Der Grund, weshalb Marten Blankesteijn auf die Idee mit dem digitalen Zeitungskiosk kam, ist ziemlich simpel: weil keiner seiner Freunde mehr gedruckte Zeitungen liest. Blankesteijn ist 28 Jahre alt und Journalist, er hat also noch ein paar Jahrzehnte vor sich, in denen er Geld verdienen muss – und er will das mit Journalismus tun. 2013 hat der Niederländer Blendle gegründet: eine Onlineplattform, auf der Nutzer Artikel einzeln lesen können – und für die sie zahlen. Jetzt gibt es diese Plattform auch in Deutschland, 37 Zeitungen und Zeitschriften machen mit, darunter auch die ZEIT.

Es ist ein weiterer Versuch, Paid Content massentauglich zu machen. Die Frage, wie sich Journalismus in Zukunft finanzieren lässt, ist alles andere als neu. Neu ist, dass sich nicht nur Verlage damit auseinandersetzen, sondern vermehrt auch andere Unternehmen. Blendle ist nicht allein, die Konkurrenten heißen Readly oder Pocketstory. Und auch große Konzerne mischen mit: Anfang des Monats verkündete Apple, im Herbst Apple News zu starten: quasi ein iTunes für Artikel. Vorerst soll es die Lese-App in den USA und Australien geben. Mit dabei sind unter anderem die New York Times, CNN und Bloomberg.

Die Verlage haben es versäumt, sich ihre Inhalte im Netz bezahlen zu lassen. Das umzukehren wird schwer. Doch es ist nötig. Denn Werbung allein ist keine Lösung, vor allem nicht, seit es Ad-Blocker gibt, mit denen sich Werbung ausblenden lässt. Einer aktuellen Studie zufolge nutzt sie schon fast jeder zweite US-Amerikaner. Apple wird mit dem nächsten Update seines Mobil-Betriebssystems iOS erstmals Ad-Blocker auf iPhones möglich machen.

2011 versuchte das Unternehmen Piano Media, in mehreren osteuropäischen Ländern Bezahlmodelle zu etablieren, alle Verlage sollten mitmachen. In der Slowakei, Slowenien und Polen funktionierte das anfangs auch noch, in anderen Staaten dagegen nicht. Heute verdient Piano Media sein Geld mit herkömmlichen Bezahlschranken.

In Deutschland lassen sich etwas mehr als hundert Verlage Artikel bezahlen, die Modelle sind unterschiedlich. "Die meisten Paywalls sind schrecklich", sagt Blendle-Gründer Blankesteijn. Viel zu kompliziert, das schrecke Nutzer ab.

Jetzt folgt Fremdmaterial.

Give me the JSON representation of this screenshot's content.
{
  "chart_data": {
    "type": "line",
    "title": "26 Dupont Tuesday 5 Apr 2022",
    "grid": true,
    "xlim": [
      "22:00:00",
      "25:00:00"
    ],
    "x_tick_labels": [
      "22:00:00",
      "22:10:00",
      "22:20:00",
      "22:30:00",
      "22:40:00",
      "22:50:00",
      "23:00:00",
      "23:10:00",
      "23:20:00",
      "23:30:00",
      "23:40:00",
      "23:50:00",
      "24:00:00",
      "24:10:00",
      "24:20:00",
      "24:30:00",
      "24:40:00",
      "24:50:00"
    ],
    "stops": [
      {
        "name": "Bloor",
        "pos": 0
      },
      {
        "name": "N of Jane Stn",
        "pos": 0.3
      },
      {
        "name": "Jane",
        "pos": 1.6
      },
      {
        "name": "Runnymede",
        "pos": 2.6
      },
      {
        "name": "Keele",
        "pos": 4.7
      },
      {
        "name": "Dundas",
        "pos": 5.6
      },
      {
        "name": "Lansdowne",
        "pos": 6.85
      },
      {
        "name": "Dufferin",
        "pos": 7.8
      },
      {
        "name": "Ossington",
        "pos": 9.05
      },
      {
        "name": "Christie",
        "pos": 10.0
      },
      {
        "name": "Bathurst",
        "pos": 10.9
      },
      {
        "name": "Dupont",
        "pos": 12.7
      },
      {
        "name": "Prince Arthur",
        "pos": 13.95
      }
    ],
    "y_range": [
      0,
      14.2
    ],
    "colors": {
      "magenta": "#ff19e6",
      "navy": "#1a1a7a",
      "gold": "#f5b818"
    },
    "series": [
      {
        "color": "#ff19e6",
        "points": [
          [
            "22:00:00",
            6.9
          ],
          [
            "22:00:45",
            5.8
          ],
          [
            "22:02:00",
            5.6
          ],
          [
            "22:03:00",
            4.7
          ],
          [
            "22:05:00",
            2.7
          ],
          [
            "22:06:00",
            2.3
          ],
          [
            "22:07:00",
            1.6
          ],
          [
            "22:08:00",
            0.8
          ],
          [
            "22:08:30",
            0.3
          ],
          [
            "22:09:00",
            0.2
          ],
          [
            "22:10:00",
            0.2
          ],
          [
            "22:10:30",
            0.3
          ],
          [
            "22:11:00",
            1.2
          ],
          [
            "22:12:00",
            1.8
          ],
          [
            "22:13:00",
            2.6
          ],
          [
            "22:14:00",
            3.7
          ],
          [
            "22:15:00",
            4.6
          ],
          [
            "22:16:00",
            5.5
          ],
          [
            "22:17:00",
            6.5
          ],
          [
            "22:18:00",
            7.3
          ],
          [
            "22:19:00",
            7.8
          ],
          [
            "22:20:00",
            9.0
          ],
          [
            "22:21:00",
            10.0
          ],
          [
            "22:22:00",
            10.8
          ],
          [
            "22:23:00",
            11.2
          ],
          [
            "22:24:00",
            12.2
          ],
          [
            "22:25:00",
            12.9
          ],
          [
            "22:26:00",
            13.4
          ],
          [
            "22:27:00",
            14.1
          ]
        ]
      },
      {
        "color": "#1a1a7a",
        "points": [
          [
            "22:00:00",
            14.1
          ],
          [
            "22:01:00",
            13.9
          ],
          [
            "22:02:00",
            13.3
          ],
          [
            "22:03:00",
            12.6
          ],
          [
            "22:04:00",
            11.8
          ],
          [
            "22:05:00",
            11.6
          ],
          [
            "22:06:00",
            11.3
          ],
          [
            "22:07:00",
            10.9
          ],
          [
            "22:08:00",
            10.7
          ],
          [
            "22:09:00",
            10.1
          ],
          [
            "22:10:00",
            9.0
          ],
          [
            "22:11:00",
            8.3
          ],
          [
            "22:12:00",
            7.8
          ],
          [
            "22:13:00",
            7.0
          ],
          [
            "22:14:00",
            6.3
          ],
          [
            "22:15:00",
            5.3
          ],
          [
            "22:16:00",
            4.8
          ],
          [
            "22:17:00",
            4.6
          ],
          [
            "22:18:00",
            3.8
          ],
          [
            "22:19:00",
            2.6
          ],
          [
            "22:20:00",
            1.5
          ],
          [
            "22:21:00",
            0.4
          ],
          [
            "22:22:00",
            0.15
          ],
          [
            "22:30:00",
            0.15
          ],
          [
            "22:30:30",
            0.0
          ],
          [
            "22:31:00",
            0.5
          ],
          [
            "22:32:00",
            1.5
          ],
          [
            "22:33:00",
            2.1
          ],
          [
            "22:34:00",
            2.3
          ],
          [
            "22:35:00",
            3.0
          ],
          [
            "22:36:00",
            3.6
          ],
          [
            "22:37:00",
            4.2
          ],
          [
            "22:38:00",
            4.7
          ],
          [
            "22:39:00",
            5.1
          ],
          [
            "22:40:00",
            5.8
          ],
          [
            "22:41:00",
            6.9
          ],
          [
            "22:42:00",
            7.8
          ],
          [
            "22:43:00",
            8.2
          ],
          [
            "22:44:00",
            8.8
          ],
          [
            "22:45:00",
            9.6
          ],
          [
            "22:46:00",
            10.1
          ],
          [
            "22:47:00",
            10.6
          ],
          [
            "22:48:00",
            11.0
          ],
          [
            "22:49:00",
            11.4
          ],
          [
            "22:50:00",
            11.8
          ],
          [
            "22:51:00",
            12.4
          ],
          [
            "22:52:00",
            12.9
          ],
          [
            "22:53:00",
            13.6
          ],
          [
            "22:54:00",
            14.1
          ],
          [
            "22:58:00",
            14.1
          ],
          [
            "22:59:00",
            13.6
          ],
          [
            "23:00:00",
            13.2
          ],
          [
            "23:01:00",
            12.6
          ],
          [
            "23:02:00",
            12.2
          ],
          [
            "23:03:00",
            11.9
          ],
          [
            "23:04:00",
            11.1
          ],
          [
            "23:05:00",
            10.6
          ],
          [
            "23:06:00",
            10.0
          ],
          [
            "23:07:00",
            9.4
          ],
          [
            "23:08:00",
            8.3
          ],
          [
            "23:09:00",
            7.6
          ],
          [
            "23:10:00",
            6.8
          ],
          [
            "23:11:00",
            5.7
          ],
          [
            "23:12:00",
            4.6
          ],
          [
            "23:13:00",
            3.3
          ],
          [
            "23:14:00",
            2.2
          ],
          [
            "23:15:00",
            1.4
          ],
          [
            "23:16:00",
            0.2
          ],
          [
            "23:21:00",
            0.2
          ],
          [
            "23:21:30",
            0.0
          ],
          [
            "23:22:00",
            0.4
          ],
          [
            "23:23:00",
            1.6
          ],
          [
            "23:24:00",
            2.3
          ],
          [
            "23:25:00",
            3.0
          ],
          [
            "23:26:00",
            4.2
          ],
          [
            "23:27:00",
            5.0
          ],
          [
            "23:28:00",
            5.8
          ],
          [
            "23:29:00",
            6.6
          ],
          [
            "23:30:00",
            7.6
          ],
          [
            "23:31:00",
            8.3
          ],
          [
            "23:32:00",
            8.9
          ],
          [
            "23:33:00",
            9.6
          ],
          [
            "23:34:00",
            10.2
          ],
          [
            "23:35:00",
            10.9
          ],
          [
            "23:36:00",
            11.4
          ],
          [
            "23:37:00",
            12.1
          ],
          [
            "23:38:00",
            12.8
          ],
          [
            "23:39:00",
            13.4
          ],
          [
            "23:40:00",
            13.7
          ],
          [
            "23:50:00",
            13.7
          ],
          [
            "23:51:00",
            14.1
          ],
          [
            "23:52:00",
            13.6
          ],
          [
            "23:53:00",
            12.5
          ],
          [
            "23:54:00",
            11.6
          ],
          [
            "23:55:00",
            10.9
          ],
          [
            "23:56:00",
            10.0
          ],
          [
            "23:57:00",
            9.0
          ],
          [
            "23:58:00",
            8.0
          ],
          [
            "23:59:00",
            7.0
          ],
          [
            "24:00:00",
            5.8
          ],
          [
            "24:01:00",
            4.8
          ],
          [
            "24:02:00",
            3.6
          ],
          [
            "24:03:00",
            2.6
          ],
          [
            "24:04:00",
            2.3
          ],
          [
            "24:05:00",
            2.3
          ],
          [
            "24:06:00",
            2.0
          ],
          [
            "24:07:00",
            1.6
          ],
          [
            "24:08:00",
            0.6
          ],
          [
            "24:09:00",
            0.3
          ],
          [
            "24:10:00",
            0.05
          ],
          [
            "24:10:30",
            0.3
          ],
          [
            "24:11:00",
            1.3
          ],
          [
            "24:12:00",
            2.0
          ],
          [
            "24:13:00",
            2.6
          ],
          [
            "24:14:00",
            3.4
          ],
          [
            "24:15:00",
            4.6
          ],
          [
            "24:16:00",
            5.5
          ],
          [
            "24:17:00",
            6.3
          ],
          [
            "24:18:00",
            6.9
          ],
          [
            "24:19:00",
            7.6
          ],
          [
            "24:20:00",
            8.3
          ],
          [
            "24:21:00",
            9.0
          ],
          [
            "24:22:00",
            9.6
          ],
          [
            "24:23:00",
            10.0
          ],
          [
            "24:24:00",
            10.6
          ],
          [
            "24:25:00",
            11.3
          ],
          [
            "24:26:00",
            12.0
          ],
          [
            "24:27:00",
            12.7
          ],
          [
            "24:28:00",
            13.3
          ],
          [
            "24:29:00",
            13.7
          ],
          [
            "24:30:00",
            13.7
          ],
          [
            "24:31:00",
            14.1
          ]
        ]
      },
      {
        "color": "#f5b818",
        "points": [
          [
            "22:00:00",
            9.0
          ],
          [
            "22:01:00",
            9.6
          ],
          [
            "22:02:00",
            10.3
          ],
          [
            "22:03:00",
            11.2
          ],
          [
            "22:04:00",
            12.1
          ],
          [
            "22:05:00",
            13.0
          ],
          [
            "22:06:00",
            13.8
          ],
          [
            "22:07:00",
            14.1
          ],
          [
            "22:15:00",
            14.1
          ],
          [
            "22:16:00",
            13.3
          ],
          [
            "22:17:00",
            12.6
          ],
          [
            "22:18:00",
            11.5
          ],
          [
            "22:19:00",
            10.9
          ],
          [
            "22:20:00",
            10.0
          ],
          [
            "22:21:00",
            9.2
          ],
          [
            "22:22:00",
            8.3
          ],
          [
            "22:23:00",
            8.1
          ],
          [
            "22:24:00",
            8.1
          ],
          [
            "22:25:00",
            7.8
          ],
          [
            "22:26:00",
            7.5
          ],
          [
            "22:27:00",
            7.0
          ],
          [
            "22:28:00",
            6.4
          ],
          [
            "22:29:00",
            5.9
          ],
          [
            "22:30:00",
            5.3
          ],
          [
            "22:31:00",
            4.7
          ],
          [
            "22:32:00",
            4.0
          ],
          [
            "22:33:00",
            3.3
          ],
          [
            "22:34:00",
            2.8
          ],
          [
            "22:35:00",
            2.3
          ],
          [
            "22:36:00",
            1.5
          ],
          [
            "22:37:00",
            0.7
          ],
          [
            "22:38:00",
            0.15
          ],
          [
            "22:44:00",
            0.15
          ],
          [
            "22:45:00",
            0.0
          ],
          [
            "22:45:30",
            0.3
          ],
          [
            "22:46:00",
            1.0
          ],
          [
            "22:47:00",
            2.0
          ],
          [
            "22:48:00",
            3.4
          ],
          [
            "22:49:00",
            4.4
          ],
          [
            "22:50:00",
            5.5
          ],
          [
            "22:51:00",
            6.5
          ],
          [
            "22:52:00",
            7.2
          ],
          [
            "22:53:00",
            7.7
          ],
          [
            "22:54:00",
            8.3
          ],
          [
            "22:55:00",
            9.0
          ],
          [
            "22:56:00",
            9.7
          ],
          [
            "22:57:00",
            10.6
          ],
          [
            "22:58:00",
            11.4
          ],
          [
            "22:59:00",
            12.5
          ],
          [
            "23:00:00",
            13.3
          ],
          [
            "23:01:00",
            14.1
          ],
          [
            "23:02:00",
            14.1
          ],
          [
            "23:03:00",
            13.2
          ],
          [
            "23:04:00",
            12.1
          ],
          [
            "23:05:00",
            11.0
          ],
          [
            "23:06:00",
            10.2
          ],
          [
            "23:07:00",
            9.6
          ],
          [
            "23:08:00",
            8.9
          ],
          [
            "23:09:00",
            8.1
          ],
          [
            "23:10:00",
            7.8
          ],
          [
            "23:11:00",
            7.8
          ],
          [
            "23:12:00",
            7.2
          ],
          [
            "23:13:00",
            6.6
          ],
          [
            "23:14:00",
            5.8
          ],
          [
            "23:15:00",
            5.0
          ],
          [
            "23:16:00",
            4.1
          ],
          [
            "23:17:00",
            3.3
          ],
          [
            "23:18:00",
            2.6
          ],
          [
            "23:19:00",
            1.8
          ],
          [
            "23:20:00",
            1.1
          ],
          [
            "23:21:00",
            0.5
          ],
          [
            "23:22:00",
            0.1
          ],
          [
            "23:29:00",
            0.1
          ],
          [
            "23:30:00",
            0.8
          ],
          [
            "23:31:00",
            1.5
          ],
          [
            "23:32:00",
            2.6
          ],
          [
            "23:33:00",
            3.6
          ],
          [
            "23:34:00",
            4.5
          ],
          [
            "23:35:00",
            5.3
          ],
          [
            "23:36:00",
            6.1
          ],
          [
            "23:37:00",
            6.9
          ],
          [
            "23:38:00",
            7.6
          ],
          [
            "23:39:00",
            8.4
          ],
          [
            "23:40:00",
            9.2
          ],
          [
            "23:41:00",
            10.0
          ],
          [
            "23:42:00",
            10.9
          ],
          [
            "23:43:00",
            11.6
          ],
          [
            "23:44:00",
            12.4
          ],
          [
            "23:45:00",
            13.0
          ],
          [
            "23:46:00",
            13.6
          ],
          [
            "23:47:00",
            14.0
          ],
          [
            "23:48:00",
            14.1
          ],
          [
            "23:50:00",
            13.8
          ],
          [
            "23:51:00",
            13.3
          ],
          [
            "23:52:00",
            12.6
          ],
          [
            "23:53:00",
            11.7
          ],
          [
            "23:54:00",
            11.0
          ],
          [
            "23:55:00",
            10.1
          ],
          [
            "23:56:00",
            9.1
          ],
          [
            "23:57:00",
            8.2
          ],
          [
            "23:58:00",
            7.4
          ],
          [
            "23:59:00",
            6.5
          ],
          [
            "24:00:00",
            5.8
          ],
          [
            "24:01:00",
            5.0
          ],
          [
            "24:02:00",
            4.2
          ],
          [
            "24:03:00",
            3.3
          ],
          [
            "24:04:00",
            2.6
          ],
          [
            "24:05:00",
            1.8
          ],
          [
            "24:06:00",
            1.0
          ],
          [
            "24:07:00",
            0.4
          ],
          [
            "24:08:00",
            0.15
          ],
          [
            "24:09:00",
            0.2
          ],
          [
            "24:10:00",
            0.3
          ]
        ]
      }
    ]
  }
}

Plattformen wie seine haben einen anderen Ansatz: Nutzer können online durch Zeitschriften und Zeitungen blättern und Artikel anlesen. Gefällt ihnen einer, können sie ihn kaufen. Wie bei Zalando gibt es sogar eine Geld-zurück-Garantie, wenn einem ein Artikel nicht gefällt. Wie teuer ein Artikel ist, das entscheidet der jeweilige Verlag. Er bekommt 70 Prozent des Betrages. Blendle erhält 30 Prozent.

Kritiker sagen, dass eine Marke durch so einen digitalen Kiosk verwässere. Kunden kauften schließlich nicht mehr eine bestimmte Zeitung, sondern einen Artikel zu einem bestimmten Thema.

André Hellmann von der Karlsruher Strategieberatung netzstrategen macht sich da keine Sorgen. Eine Lösung seien Plattformen wie Blendle aber nicht. "Die haben kaum Reichweite, und ich sehe auch nicht, wie sie die ausbauen wollen." Apple sei da schon ein Player anderen Kalibers. Vor Apple News habe er Respekt.

Apple und andere Konzerne wie Facebook und Google bemühen sich um den Journalismus – nicht unbedingt deshalb, weil sie ihn an sich für wichtig erachten, sondern vor allem, um ihr eigenes Geschäft am Laufen zu halten. Apples Stärke etwa sind Endgeräte, und die müssen mit Leben gefüllt werden. Das kann Musik sein oder die eigene Pulsfrequenz. Oder eben Reportagen. Am Wochenende hat Apple eine Stelle ausgeschrieben: Der Konzern sucht Redakteure. Die sollen die "guten Artikel hochwertiger Verlage" finden. Damit die Leser zu Apple News kommen.